Trust and accountability in local government are to come under the scrutiny of the Committee on Standards in Public Life. It has announced that the subject of its twelfth inquiry will be ‘Local Leadership and Public Trust: Accountability and Transparency in London and Local Government’.
It will study structures and models within local government across the United Kingdom and in London. It will also examine the ways that decisions are made and scrutinised, how office holders are held to account and whether the different models of local government command public trust.
An issues and questions paper will be published by the Committee in the next few weeks along with a call for written evidence from interested parties. It will then stage a series of hearings across the country in the New Year with the intention of publishing its report next autumn.
Sir Christopher Kelly, who chairs the Committee, said he was keen to look at the new structures put in place at the start of the decade to see if they had achieved their aims of promoting better leadership and greater accountability as well as raising standards and improving public trust. “As well as looking at the Mayoral system in London, we will be looking at the other twelve directly elected Mayor models, the Cabinet system within some local councils, and the Committee structure found in others, to see how they work within the constitutional and ethical landscape,” he explained.

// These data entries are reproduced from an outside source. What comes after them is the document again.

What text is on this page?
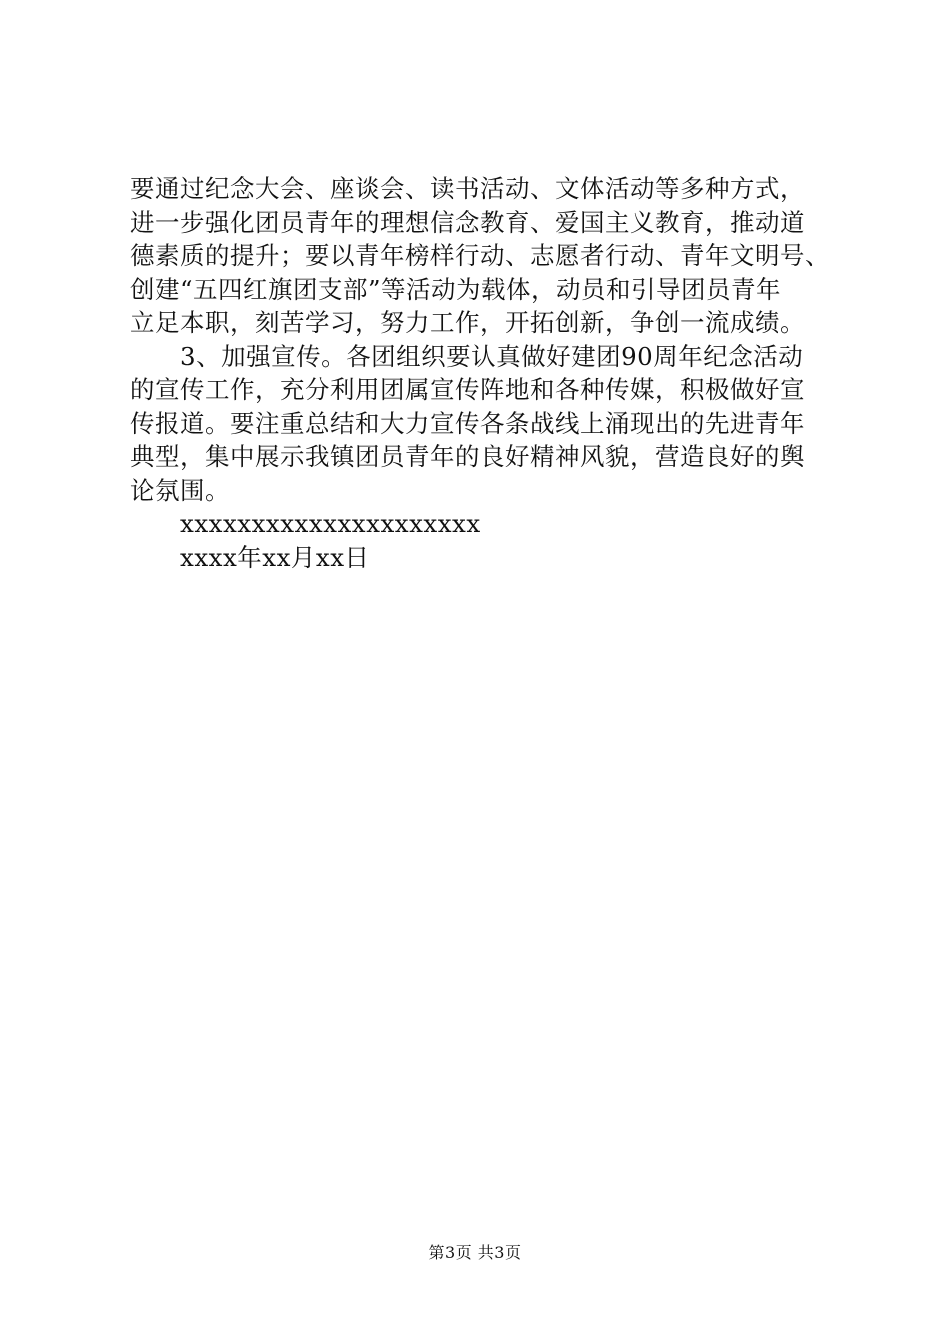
要通过纪念大会、座谈会、读书活动、文体活动等多种方式，
进一步强化团员青年的理想信念教育、爱国主义教育，推动道
德素质的提升；要以青年榜样行动、志愿者行动、青年文明号、
创建“五四红旗团支部”等活动为载体，动员和引导团员青年
立足本职，刻苦学习，努力工作，开拓创新，争创一流成绩。
3、加强宣传。各团组织要认真做好建团90周年纪念活动
的宣传工作，充分利用团属宣传阵地和各种传媒，积极做好宣
传报道。要注重总结和大力宣传各条战线上涌现出的先进青年
典型，集中展示我镇团员青年的良好精神风貌，营造良好的舆
论氛围。
xxxxxxxxxxxxxxxxxxxxx
xxxx年xx月xx日
第3页 共3页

The Committee felt that this was the right time for the inquiry as the changes had been in place for eight years. “We will want to assess how well local government structures reflect, both in theory and in practice, the Seven Principles of Public Life,” Sir Christopher said and added, “Local government matters. It spends billions of pounds and is responsible for so many of the local services required by all of us. The Committee will want to explore whether the structures are as good as they might be to ensure robust decision-making that commands public confidence and trust.”